Bison once played a key role in Banff National Park’s ecosystem. According to a new version of Canada’s national conservation plan, they may do so again. The Harper government announced on March 6 that 30–50 bison would be released in the park in about four years time. The government went on to state that they’re still in the planning stages and welcome First Nations and community input on any traditional knowledge of the bison as this moves from plan to action. It’s no secret that the Harper government has placed environmental action on a back-burner in the past in favour of other issues such as foreign affairs and the economy; however, this move should be seen as a positive step for the government’s role in relation to the environment.
The question on everybody’s mind is: why did they choose to announce this now? The answer could simply be that the Harper government needs an environmental edge in the election year. The Conservatives are expected to get hammered over environmental issues in the polls and in the debates. The environment is an increasing concern amongst Canadians, evident in the fact the Green Party of Canada won a seat in the House of Commons in the last election, and in the provincial legislature of B.C. The Harper government needed to find a way to compete with the more environmentally friendly NDP, Liberal, and Green parties in order to maintain and garner new support before the federal election slated for October.
In a March 17 op-ed in the Gateway, the University of Alberta’s official student newspaper, Jamie Sarkonak described past attempts to reintroduce the bison that were backpedaled when the designated fenced-off area (at 500 sq. km) disturbed other species trying to move through the area. Sarkonak wrote that the government only chose bison and Banff because it was the most popular national park in the country, and that “[the government] should be funding the recovery of what caribou we have left in the province, not playing Zoo Tycoon in Banff.”

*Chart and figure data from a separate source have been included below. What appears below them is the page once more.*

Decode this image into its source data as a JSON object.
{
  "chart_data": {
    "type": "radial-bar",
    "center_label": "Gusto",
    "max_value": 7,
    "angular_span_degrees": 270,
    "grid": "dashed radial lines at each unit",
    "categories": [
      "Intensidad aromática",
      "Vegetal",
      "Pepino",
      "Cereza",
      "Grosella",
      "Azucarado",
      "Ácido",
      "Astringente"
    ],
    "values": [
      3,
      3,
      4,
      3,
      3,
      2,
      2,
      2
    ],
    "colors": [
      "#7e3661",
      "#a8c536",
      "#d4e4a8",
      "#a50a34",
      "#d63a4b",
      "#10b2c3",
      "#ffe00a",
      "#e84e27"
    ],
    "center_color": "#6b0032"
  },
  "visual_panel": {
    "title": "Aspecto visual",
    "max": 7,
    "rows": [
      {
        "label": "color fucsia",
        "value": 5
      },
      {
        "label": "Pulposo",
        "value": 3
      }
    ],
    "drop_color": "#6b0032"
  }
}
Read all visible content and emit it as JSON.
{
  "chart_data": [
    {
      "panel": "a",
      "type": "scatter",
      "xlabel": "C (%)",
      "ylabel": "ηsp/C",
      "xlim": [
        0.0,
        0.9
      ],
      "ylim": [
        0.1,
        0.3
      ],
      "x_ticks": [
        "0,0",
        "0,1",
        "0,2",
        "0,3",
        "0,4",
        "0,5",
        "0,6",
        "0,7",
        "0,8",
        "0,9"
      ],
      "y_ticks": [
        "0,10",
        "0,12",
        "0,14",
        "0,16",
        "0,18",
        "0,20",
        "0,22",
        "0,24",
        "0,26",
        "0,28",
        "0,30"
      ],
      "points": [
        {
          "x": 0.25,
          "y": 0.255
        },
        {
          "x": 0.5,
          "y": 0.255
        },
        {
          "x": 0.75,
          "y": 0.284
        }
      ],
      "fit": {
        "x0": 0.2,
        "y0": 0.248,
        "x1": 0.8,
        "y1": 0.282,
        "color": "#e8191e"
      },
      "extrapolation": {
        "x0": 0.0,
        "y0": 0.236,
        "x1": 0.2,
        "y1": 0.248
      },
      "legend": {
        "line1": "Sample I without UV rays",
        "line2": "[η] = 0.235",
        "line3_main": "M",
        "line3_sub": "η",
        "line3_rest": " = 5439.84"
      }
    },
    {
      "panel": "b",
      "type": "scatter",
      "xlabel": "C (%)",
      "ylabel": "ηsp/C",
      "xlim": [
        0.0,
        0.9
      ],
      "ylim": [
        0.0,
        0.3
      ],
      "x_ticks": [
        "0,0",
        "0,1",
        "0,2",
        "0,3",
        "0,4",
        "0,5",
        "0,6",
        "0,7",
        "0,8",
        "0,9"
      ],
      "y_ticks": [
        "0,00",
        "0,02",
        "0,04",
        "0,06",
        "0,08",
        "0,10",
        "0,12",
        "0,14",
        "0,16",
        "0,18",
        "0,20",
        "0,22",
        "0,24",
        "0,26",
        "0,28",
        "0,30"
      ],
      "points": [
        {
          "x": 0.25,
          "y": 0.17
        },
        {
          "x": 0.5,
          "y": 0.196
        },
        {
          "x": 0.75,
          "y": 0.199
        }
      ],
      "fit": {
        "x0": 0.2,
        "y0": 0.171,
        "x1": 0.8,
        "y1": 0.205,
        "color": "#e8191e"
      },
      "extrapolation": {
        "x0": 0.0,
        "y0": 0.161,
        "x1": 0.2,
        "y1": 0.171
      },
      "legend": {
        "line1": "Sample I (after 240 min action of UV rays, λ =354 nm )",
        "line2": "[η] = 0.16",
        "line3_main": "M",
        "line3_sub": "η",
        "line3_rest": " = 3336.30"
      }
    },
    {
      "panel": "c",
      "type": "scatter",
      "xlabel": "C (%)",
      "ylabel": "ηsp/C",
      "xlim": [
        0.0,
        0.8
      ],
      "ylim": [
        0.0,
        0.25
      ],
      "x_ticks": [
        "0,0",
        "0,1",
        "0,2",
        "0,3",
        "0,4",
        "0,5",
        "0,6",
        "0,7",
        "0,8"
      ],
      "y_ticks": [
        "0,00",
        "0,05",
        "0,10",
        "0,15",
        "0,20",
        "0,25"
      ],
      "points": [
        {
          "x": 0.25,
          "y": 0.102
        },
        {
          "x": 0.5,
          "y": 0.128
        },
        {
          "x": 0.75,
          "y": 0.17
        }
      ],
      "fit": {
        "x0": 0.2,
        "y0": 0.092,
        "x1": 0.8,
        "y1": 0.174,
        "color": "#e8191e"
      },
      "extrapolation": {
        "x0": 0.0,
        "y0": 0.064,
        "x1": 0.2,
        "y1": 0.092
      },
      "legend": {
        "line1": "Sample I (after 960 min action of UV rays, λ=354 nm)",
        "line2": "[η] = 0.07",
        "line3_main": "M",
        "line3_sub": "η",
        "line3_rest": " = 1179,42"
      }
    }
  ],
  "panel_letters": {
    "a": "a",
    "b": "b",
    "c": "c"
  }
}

Comments on the CBC message boards highlight several complaints from the public over this announcement, stating that it does not go far enough and that more needs to be done. While the latter is certainly true, Canadians should look at this announcement for what it is: a positive step. The hard fact is that political parties are always seeking to bolster their war chest and solve any issues that they have neglected prior to an election. So, while this announcement may have been a PR stunt — turning the public attention away from the government’s past environmental record — it should be applauded that there is at least some progress.